Dislike? – Mountain climbing. Any higher than my horse I got airsick. I told Willi Pfisterer, “Willi, you know I don’t really care to climb mountains but I want to learn everything about them.” So what I learned was what was going to be needed. Everybody doesn’t need to be on the mountain so they didn’t call me for a rescue other than to get supplies out to them. I’d like to learn everything that’s needed on a rescue out of the warden stores but as far as being up there, you’d be rescuing me. Didn’t like flying under the helicopter, preferred flying in the helicopter. There were guys that were made for that and I wasn’t one of them. I was a horse person.

MH: What were some of your more memorable events as a Warden? 1630:

Bob: A lot of my more memorable events were helping new people coming on. I really enjoyed the first 6 women who were hired. I did a lot of training of new people in the Tonquin Valley. It was easy access as it was only a four-hour ride from Cavell into Tonquin and you could spend ten days training somebody there. I found the women were a great asset to the warden service. Some of the first women were Kathy Calvert, Betty Beswick, Trish Tremblay, Jean Stoner, and Cyndi Smith – I really enjoyed her too, she was up at Blue Creek. Those were the ones that stuck out in my memory. They were trying to prove that women could do it and they had a tough task. They were really eager to learn. I tried to teach them things like when they had to remove a tree from the trail, to cut it into pieces they could move so as not to hurt themselves. They were a good bunch of girls. I enjoyed the girls my whole career.

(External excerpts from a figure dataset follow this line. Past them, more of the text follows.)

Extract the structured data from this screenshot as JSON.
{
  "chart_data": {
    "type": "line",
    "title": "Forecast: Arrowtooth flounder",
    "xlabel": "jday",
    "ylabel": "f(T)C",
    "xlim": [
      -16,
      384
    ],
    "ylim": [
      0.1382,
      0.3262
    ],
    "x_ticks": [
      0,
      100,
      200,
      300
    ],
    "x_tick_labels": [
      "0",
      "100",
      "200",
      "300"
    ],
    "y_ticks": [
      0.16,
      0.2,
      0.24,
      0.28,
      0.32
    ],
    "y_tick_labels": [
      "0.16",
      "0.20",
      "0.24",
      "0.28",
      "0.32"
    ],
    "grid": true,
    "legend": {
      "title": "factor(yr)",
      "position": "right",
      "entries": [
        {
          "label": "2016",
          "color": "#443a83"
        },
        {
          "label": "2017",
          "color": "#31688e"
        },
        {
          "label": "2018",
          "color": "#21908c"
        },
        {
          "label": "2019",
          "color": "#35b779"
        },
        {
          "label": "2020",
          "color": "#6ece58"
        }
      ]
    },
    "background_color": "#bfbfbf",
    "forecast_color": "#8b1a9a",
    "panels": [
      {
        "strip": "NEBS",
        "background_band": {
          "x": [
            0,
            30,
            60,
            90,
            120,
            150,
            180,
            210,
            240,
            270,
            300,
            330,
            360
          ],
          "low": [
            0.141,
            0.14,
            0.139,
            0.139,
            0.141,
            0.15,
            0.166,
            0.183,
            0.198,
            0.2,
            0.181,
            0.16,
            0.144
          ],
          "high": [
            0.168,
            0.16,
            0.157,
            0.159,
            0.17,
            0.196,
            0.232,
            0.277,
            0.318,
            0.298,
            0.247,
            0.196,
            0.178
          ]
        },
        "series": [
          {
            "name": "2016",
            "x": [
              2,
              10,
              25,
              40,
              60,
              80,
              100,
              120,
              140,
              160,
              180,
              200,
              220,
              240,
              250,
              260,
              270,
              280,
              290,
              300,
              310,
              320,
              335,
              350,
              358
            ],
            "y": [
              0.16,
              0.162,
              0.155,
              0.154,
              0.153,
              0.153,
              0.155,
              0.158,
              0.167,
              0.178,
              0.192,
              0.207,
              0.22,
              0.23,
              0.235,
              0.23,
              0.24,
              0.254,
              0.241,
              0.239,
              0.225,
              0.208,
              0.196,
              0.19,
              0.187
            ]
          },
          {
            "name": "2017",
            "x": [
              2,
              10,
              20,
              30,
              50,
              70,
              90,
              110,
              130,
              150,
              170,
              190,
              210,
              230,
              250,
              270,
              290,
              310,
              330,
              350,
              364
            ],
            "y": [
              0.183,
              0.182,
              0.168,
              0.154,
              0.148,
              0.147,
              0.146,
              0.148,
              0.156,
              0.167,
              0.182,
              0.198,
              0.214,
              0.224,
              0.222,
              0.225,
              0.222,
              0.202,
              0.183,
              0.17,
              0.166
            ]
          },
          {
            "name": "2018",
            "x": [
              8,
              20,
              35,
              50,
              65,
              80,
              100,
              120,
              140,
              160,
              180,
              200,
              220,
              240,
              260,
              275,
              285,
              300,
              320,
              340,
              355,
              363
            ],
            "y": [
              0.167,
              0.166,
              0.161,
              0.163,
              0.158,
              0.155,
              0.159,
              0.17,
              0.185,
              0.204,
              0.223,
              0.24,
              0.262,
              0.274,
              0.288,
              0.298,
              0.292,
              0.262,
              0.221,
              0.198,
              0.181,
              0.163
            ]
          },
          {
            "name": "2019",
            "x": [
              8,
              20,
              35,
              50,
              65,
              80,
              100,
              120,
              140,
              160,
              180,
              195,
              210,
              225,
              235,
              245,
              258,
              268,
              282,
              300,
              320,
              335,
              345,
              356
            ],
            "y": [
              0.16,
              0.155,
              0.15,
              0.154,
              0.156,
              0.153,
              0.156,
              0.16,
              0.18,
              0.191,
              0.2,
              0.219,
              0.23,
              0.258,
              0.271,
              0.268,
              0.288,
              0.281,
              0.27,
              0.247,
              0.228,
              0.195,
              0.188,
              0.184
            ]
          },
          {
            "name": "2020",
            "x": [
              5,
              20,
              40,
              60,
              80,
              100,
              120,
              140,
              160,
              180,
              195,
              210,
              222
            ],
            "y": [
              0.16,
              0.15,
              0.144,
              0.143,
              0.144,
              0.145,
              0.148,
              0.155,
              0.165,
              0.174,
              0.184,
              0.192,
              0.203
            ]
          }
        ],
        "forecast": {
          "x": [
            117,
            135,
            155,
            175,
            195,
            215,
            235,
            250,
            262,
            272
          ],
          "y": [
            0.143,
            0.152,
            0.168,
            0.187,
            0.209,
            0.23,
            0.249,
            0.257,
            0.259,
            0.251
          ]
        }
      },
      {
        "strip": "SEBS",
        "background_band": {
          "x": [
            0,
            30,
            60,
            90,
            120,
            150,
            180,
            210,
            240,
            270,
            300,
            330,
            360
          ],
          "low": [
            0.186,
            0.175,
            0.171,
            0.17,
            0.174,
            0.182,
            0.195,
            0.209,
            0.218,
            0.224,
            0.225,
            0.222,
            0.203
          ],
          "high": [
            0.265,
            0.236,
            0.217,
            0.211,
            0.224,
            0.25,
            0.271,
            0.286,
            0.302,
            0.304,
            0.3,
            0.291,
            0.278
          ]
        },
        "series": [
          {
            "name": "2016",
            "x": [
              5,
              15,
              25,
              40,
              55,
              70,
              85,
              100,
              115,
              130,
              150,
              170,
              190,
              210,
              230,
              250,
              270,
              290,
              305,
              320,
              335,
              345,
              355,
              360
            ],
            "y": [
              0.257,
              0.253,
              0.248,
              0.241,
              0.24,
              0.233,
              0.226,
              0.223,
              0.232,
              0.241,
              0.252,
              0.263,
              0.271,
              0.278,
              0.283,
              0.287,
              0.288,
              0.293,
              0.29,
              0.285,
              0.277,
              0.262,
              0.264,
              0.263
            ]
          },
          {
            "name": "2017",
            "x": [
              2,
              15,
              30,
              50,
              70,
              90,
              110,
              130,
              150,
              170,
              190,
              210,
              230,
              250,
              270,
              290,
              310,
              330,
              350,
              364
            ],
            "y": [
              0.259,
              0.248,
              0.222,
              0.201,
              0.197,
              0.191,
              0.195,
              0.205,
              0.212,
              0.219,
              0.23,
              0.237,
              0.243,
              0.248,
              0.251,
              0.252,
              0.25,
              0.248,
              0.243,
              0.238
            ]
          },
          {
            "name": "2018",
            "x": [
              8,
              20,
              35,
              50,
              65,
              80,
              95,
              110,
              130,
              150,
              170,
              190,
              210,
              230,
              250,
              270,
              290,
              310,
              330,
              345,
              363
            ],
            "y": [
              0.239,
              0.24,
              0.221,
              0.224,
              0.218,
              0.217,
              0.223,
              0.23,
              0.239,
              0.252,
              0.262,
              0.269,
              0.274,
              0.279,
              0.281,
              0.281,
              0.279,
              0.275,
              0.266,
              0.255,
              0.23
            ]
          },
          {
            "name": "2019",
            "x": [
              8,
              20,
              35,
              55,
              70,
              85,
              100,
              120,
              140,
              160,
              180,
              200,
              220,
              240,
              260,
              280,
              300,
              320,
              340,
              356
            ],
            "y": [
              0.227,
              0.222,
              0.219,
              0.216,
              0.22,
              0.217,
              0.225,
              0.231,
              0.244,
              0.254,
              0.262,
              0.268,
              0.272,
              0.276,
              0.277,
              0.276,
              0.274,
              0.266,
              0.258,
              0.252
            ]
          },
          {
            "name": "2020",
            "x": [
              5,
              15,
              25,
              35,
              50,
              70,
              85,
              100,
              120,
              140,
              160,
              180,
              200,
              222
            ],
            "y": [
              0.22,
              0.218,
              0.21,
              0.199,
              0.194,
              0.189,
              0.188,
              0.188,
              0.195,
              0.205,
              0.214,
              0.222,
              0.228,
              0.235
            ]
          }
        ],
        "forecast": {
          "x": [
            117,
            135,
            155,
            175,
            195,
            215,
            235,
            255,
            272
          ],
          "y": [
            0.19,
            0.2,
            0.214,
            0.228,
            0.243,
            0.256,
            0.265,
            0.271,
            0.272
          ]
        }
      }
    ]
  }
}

Bob on Ranger by Moat Lake, Tonquin Valley
Bob on Ranger by Moat Lake, Tonquin Valley

MH: Can you tell me about any rescue/wildlife stories that stick out in your memory? 1920:

Bob: Probably the first story that stood out was the first rescue on Roche a Perdrix which ended up not good, but it was an eye opener. I worked with a good bunch of fellows and had meetings afterwards to discuss how things could go better. Learned what was really involved because I was new and had no idea what they had to do. I knew it was a tough operation.

2020: I had a bear incident at Pocahontas that involved a young boy who got chased into one of the cabins by a young bear, grizzly. When the construction outfit was building the highway, the cook was feeding this sow and her cubs and he was later charged by the other wardens and it caused an incident at the bungalows. We ended up shooting the one cub. The other two cubs returned to the dump because they knew there was food. We went to the dump the one day, Norm Young and I, went to check on these bears to see if they were behaving themselves or not and one came up to the truck – when his face was close to the windshield, he seemed pretty big. Norm threw it in reverse and backed out of there. We thought we better leave them alone. A young bear can look pretty big when it’s only inches away from the windshield…it did a little tap dance on the hood of the truck. There were a number of bear incidents on the south side. Jim White was stationed at Mile 45 (or Sunwapta) and we had a number of people feeding bears, traffic jams like you wouldn’t believe. That was a regular routine thing throughout the career. There were lots of bears in town when I first moved there. It was all because of garbage and the carelessness of people. They cleaned it up.

Moving elk at different times from Jasper to Elk River and north. We corralled 150 head out of Jasper Park Lodge and the townsite in the 1980s. There were different things that came up with wildlife and all the aspects of the wildlife throughout the park, wardens were involved with. Whereas now not so much, it’s all individual specialists now.